SPECIAL TEAMS STRUGGLE
The Gophers' special teams struggled on Saturday despite the Gophers' 7-3 romp over UAA. The power plays was one-for-7 and had only nine shots on net. The penalty kill gave up three power play goals to the Seawolves in four chances.
Nationally, the GOphers are still seventh on the power play at 22.5 percent, but they have fallen to 31st on the penalty kill at 81.5 percent.
Looking at the offense and defense as a whole, the Gophers are third nationally in both. They are scoring 3.56 goals per game, and giving up 2.10 goals. So the team's scoring margin is 1.46, second best in the country.
Senior goalie Kent Patterson is second in minutes played, with 2,317.31. He is 12th nationally with a 2.12 goals-against average.
His save percentage of .914 is 33rd. He is 10th with a .679 winning percentage based on a 26-12-1 mark. He is tied for the lead in most shutouts with seven.
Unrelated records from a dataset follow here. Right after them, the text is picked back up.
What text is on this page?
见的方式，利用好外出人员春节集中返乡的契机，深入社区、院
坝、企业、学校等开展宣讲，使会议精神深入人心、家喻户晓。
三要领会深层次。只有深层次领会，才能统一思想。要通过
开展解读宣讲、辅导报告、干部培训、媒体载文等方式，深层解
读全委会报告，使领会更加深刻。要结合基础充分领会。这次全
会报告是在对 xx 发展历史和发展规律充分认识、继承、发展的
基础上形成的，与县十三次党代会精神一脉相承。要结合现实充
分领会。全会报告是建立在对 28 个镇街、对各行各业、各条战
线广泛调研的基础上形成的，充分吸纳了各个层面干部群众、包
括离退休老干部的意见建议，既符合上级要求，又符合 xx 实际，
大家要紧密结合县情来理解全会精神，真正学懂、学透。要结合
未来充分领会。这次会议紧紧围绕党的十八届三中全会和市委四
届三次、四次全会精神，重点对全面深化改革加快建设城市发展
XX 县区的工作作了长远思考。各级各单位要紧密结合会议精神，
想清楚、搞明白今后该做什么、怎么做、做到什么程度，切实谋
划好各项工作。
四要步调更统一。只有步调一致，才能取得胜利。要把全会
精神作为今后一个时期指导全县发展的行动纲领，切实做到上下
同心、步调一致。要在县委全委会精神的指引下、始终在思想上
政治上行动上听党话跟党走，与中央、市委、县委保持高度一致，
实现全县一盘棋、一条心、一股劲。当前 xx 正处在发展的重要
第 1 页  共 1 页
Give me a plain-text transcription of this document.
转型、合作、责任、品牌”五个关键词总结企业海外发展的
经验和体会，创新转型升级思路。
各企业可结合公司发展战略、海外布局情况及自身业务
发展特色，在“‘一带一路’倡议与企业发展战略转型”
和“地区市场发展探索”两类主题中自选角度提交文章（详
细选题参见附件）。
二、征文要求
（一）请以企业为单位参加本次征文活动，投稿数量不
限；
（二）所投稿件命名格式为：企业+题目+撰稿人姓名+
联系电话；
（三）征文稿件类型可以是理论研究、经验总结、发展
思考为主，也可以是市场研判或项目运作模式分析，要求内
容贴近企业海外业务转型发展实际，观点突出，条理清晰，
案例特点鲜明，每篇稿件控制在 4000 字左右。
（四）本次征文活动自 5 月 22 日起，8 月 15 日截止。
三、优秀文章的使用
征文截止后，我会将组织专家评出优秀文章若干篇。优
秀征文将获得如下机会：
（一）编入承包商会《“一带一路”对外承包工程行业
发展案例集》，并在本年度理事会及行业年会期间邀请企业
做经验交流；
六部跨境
In scoring, five Gophers are among the national leaders:
* Center Nick Bjugstad is third in goals with 24.
* Defenseman Nate Schmidt is tied for fourth with 33 assists.
* Kyle Rau is tied for first in goals scored by a freshman with 16 ... He is tied for second among rookies in points per game at 1.000, tied for third in game-winning goals with six, and is fourth in total points with 36.
* Erik Haula, with a six-point weekend, is tied for 13th in points with 44.
* Nate Condon is tied for second in short-handed goals with four.
* I went a disappointing 10-6 last week in picking WCHA playoff games. Condsidering there were only 13 games, how is that possible? I picked some series to go three that ended in games.
I picked two upsets, Wisconsin over Denver -- the Pios won in three -- and Nebraska Omaha over St. Cloud State -- the Huskies swept. I contemplated picked Michigan Tech over Colorado College, but didn't and, of couse, Tech swept.
Got the Gophers and UMD sweeps right, but my crystal ball was pretty cloudy. Won't stop me from forecasting again later this week.
* The Gophers' comeback win from two goals down against Alaska Anchorage on Saturday was only the second time this season they have made up such a deficit. On Oct. 15 at UMD, the Gophers trailed 2-0 in the first period and won 5-4.
THREE STARS LEADERS
After every Gophers' home game, the three stars are named. Can you guess who won the competition after the regular season? Actually it was a tie. Erik Haula had a strong final weekend with four goals and two assists in a sweep of Alaska Anchorage to catch Nick Bjugstad.
The player named first star gets five points, the second star three and the third star one. The leaders:
1st 2nd 3rd
Erik Haula 4 2 -- 26
Nick Bjugstad 2 4 4 26
Jake Hansen 3 2 -- 21
Kent Patterson 2 1 2 15
Nate Schmidt 1 1 4 12
Kyle Rau 1 1 3 11
Zach Budish 1 2 -- 11
Nine other players have between eight points and one.